Au mot “catholique”, mon dictionnaire préféré, Le trésor de langue française, ne propose pas une datation de l’expression “pas très catholique”, se contentant de citer l’exemple “Fredaine pas très catholique” et une citation du Recteur de l’île de Sein d’Henri Queffélec. Mais il me signale une expression dont j’ignorais l’usage, attestée par deux dictionnaires de l’Académie :
“- Proverbial et fig., fam. ou pop. : Catholique à gros grains. “Catholique qui ne se fait pas scrupule de bien des choses défendues par la religion”. (Ac., 1835, 1878)”.
Disons, pour rafraîchir la langue, que M. le Professeur Frêche est un “Socialiste à gros grains”.
Commentaires |
L’ange aveugle.
Hola Moldovan tu t’en crois !
tu dois être remonté contre Freche pour insulter un ange, en plus il est aveugle, “le povre”.

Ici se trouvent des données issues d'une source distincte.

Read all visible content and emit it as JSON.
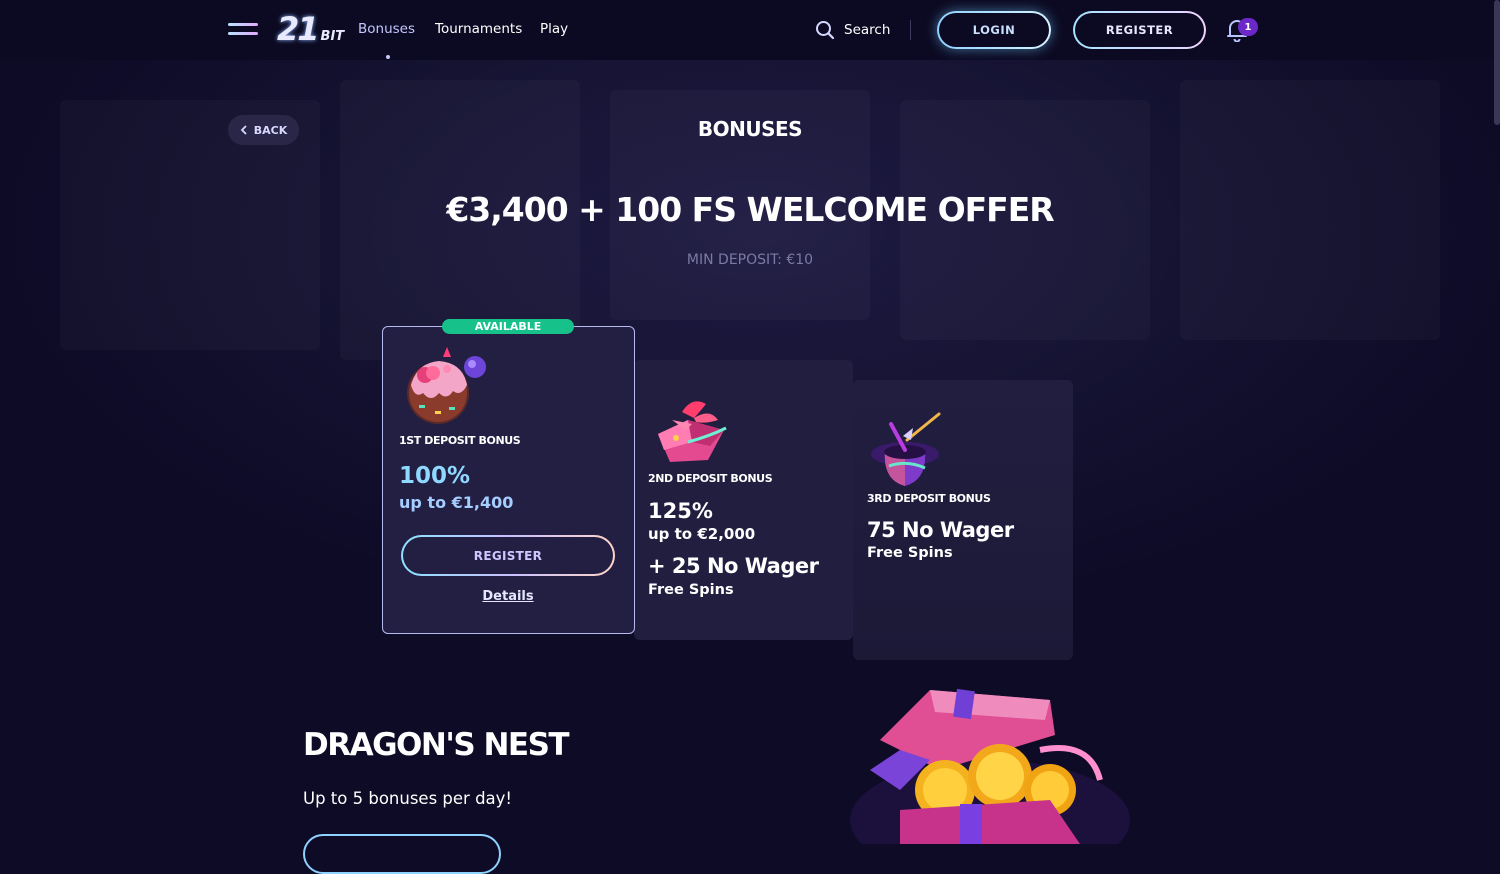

Moi suis pas aveugle et si j’ai bien vu ce blog c’est pas un site de polémiques, c’est un site sur Balzac et je suis pas d’accord quand tu dis que l’ange met balzac à toutes les sauces, c’est le contraire , il met d’autres trucs à la sauce balzac.
C’est la colère qui t’a égaré, t’as pas compris, tu voulais du sang.
Si c’est pour faire de la polemique il ya a plein de sites pour ça. Comme si freche valait ton coup de sang (et le coup tout court, pardi!)